Background to this inspection
Updated
16 December 2022
The inspection
We carried out this inspection under Section 60 of the Health and Social Care Act 2008 (the Act) as part of our regulatory functions. We checked whether the provider was meeting the legal requirements and regulations associated with the Act. We looked at the overall quality of the service and provided a rating for the service under the Health and Social Care Act 2008.
Inspection team
One inspector undertook the inspection.
Service and service type
Head Office is a domiciliary care agency. This service provides care and support to people living in their own houses and flats, so that they can live as independently as possible.
Registered Manager
This provider is required to have a registered manager to oversee the delivery of regulated activities at this location. A registered manager is a person who has registered with the Care Quality Commission to manage the service.
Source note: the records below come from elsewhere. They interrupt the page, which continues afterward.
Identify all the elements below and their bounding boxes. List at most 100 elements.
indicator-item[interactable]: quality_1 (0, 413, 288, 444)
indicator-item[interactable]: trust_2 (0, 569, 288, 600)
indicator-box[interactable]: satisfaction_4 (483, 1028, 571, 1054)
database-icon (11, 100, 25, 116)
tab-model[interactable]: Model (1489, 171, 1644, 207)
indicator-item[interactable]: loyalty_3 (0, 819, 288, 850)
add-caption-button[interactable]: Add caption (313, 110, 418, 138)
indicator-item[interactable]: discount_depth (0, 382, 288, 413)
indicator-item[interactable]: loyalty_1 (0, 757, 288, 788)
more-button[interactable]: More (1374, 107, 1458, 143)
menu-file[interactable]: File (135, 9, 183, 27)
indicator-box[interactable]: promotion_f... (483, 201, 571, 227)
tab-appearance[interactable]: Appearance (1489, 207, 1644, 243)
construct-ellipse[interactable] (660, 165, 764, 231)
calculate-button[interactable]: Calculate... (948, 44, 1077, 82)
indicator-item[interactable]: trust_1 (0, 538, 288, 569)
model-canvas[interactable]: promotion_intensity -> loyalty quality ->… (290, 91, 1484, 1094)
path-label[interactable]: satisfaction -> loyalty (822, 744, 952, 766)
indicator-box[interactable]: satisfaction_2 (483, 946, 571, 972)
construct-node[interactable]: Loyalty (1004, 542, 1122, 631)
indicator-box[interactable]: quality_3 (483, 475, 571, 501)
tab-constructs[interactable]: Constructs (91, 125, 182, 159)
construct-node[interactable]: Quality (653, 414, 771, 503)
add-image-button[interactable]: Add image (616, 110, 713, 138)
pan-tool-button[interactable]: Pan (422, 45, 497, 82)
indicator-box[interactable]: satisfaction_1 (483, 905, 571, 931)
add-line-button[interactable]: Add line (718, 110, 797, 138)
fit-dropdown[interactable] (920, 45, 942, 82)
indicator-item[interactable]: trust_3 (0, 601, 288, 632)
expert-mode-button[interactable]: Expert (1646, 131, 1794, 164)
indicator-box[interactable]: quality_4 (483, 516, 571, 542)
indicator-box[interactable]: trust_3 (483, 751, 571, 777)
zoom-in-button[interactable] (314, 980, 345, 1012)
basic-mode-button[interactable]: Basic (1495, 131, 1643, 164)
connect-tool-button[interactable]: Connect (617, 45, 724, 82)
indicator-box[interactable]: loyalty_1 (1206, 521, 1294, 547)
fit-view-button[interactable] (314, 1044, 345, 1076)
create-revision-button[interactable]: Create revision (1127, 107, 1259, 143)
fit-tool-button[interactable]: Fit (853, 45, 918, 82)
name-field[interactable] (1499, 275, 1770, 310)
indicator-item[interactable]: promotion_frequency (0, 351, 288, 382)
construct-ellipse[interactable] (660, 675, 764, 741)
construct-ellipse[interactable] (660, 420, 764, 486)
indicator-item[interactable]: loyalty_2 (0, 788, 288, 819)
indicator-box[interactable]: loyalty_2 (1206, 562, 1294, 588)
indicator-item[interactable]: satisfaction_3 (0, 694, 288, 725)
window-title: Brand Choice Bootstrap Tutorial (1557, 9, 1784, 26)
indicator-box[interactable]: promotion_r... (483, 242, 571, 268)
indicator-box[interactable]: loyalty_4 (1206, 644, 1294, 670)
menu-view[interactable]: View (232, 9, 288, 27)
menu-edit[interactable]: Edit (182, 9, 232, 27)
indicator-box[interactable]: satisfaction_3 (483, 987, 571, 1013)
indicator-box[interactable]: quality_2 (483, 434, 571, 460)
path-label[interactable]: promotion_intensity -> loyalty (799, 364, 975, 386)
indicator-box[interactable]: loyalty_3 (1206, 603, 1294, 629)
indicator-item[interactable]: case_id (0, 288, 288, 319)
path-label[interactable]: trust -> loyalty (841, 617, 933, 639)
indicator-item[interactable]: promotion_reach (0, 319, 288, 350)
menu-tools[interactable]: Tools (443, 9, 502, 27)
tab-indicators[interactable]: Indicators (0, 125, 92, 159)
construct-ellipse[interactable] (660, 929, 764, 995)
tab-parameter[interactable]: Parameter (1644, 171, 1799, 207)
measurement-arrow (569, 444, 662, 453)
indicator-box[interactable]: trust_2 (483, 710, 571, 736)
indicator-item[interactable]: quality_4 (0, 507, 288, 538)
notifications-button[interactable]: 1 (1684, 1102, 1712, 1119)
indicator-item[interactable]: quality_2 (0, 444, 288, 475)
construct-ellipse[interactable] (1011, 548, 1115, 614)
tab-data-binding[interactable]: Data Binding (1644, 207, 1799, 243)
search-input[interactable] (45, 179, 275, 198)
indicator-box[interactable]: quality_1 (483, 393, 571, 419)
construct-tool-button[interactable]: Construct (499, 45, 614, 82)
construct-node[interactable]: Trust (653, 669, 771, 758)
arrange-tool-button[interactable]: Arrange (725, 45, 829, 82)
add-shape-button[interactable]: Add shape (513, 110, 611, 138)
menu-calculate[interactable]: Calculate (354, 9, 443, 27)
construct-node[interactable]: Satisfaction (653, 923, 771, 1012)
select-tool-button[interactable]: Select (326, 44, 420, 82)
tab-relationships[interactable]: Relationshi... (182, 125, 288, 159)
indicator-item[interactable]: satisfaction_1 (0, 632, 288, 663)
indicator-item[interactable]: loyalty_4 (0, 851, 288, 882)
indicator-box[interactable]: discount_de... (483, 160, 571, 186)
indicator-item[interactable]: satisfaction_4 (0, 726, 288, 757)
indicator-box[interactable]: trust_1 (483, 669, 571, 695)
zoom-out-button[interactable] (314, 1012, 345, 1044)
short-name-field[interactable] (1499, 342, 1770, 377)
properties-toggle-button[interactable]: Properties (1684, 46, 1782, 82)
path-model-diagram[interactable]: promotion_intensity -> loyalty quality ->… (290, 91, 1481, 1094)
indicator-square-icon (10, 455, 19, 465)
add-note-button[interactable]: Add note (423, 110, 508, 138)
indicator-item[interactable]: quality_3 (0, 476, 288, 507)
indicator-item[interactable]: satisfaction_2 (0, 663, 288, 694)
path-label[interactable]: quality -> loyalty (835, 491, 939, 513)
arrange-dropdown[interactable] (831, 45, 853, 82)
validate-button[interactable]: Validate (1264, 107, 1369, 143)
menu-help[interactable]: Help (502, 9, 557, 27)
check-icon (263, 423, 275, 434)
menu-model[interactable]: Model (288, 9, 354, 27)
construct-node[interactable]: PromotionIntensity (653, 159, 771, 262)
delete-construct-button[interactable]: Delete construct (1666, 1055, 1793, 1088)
Registered managers and providers are legally responsible for how the service is run, for the quality and safety of the care provided and compliance with regulations.
At the time of our inspection there was a registered manager in post.
Notice of inspection
We gave the service 48 hours’ notice of the inspection. This was because it is a small service and we needed to be sure that the provider or registered manager would be in the office to support the inspection.
Inspection activity started on 9 November 2022 and ended on 18 November 2022. We visited the location’s office on 9 November 2022.
What we did before the inspection
We used the information the provider sent us in the provider information return (PIR). This is information providers are required to send us annually with key information about their service, what they do well, and improvements they plan to make. We used information gathered as part of monitoring activity that took place on 8 June 2022 to help plan the inspection and inform our judgements. We reviewed the information we held about the service, including notifications we had received. Notifications are changes, events or incidents the provider is legally required to tell us about within required timescales. We sought feedback from the local authority. We used this information to plan the inspection.
During the inspection
We spent time with and spoke with three people, one relative, three members of staff, the registered manager and the nominated individual. The nominated individual is responsible for supervising the management of the service on behalf of the provider. To help us assess and understand how people's care needs were being met we reviewed four people's care records. We also reviewed records relating to the running of the service. These included staff recruitment and training records, medicine records and records associated with the provider's quality assurance systems.
After the inspection
We continued to seek clarification from the provider to validate evidence found. We looked at training data and care records. We spoke with a further one member of staff, two relatives and received feedback from two representatives from the local authority.
Updated
16 December 2022
About the service
Head Office is a domiciliary care agency which provides personal care to people living in their own homes. The service currently supports 19 people in the community. Not everyone who used the service received personal care. CQC only inspects where people receive personal care. This is help with tasks related to personal hygiene and eating. Where they do, we also consider any wider social care provided. At the time of our inspection there were seven people using the service who were in receipt of the regulated activity of personal care.
People’s experience of using this service and what we found
People told us they were supported by staff who were kind and caring and knew them well. People and their relatives told us the service was well managed and spoke highly of the registered manager.
People were not always protected by safe recruitment practices and systems operated by the provider had failed to identify shortfalls we found during this inspection. We have made recommendations in relation to management of risk, medicines, training, accessibility of information and end of life care.
Whilst the provider was not fully aware of all the concerns we identified, they were aware of the need to develop systems and processes to drive improvements and were committed to making those changes
People were supported to have maximum choice and control of their lives and staff supported them in the least restrictive way possible and in their best interests; the policies and systems in the service supported this practice. Safeguarding systems were established and the provider had clear policies and procedures in relation to safeguarding adults.
People’s needs were assessed and care plans contained key information to inform and guide staff on how best to support each person. Staff seemed to know people well and understood how to communicate effectively with people and spoke about people in a dignified and respectful way.
Staff spoke positively about the leadership of the service and told us they felt listened to, appreciated and supported in their role.
The provider was keen to put processes in place to address any areas of concern or improve practice.
For more details, please see the full report which is on the CQC website at www.cqc.org.uk
Rating at last inspection
This service was registered with us on 22 February 2021 and this is the first rated inspection.
Why we inspected
This was a planned inspection for a newly registered service.
Enforcement and Recommendations
We are mindful of the impact of the COVID-19 pandemic on our regulatory function. This meant we took account of the exceptional circumstances arising as a result of the COVID-19 pandemic when considering what enforcement action was necessary and proportionate to keep people safe as a result of this inspection. We will continue to monitor the service and will take further action if needed.
We have identified breaches in relation to recruitment and governance at this inspection. We have also made recommendations in relation to the management of risk, medicines, training, accessibility of information and end of life care.
Please see the action we have told the provider to take at the end of this report.
Follow up
We will request an action plan from the provider to understand what they will do to improve the standards of quality and safety. We will work alongside the provider and local authority to monitor progress. We will continue to monitor information we receive about the service, which will help inform when we next inspect.